38:  BROAD CIRCADIAN CHALLENGES                  [Rev 2-5-2019]

This section introduces Step B, with a focus on circadian aspects of the person’s life style and its impact on sleep.

 

38a. Some life styles can interfere with sleeping

Many people get a little “out-of-synch” with the world or other people in one way or another, and their sleep can suffer. Even when their choices seem reasonable or even necessary, the consequences may lead to disruptions in their body systems and interpersonal relations.

A choice of occupation that requires being awake when the sun is down and asleep when it is up may throw off the person’s normal reliance on light and heat to signal times to be awake and asleep.

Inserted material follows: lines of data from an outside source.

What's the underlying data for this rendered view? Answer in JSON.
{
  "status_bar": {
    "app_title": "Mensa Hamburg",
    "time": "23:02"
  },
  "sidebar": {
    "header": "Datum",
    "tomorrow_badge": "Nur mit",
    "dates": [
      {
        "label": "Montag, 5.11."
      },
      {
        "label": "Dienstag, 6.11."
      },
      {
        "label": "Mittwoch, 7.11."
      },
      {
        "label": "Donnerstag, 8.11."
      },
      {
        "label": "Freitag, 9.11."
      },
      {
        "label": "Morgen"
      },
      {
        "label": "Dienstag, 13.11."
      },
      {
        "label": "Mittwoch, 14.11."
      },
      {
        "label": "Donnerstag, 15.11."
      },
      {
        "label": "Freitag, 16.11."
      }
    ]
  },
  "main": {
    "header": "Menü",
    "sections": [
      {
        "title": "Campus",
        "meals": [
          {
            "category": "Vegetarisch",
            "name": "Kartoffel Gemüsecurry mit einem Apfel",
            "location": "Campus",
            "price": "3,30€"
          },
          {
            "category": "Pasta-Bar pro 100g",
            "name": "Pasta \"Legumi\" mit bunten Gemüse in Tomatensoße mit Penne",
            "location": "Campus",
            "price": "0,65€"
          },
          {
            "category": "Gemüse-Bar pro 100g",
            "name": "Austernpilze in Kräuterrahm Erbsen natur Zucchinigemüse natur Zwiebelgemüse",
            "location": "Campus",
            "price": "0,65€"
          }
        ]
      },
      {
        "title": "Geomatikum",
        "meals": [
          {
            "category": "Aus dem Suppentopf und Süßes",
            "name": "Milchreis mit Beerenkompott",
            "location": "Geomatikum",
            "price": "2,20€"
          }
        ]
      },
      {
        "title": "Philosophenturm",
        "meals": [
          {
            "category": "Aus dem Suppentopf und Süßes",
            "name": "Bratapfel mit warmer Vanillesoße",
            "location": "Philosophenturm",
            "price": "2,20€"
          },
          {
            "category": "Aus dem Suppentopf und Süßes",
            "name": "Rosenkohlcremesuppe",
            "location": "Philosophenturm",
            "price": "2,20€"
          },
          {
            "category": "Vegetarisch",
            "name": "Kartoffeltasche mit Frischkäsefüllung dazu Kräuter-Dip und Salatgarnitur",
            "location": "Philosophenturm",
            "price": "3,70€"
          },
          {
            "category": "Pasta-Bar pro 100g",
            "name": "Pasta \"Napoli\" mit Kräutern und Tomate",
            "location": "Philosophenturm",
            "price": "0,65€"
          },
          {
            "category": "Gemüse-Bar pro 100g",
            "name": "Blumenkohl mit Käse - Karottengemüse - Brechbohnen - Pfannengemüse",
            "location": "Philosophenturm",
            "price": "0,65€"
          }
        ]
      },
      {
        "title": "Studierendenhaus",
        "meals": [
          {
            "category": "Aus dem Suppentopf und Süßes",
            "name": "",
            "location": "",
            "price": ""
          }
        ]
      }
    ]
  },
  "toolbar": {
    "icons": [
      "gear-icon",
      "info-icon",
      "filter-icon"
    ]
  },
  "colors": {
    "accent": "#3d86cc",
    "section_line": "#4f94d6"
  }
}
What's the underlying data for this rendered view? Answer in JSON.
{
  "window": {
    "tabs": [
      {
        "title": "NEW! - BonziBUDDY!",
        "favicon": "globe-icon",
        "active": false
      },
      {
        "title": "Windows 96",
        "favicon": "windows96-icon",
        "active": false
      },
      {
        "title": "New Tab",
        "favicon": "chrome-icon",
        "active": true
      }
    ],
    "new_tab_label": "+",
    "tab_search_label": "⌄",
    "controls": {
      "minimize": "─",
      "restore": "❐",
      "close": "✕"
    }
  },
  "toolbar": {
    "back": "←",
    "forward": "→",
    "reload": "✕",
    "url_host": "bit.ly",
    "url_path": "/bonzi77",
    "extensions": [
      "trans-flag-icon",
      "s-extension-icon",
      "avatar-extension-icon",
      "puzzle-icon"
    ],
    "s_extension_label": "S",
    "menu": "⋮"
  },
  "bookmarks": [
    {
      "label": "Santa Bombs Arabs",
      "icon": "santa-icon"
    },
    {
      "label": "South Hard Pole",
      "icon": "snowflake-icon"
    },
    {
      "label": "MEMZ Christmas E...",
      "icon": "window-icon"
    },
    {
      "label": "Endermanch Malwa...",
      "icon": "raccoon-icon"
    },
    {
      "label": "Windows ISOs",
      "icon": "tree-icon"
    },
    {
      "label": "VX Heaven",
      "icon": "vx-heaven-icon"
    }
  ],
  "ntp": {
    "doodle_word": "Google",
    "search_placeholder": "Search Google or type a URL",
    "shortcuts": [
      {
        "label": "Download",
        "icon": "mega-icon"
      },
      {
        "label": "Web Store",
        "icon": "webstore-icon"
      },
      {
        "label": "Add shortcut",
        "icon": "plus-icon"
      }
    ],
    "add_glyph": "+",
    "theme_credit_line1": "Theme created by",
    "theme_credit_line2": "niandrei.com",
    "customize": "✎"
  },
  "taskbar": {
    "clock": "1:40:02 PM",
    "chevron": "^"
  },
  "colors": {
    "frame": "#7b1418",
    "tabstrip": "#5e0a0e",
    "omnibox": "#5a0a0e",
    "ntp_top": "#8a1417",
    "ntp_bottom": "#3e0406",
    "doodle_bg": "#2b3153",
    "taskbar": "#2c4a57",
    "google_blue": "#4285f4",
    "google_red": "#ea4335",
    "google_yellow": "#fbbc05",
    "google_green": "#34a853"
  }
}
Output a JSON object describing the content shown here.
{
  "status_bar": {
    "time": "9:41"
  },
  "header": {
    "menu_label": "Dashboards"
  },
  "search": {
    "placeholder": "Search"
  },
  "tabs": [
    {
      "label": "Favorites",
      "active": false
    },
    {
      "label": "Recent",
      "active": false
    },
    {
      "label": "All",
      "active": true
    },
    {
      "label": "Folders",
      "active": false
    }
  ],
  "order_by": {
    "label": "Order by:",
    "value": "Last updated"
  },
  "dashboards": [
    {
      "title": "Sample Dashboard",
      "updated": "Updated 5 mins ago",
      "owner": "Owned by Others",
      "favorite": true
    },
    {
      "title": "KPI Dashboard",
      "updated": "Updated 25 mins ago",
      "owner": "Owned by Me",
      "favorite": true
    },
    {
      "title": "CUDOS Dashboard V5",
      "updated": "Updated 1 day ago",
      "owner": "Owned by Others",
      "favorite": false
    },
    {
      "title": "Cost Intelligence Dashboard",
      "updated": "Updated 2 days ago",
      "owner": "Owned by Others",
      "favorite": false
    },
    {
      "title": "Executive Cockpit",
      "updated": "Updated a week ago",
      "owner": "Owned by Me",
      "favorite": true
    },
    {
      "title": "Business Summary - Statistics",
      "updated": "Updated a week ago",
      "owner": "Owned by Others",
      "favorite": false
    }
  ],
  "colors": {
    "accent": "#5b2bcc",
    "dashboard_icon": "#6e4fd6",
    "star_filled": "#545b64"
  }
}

If your head says sleep when your body says wake up, there’s a problem.

A choice of leisure activities that extend the day into normal sleep times – at either end – can interfere with the ability to get enough sleep. This can include late night parties or television, or early morning travel or exercise.

A choice to have different schedules on weekdays and weekends can make sleep difficult to make into a habit, because habits require regularity. One can then be fighting the inertia of one circadian schedule every time one moves to another.

This is also a problem with schedules that change from week to week, or on different days, as with airline workers, whose schedule varies with the route.

It is possible to compensate for difficulties in one or even two areas of sleep-generating predisposing factors by an increase in the others.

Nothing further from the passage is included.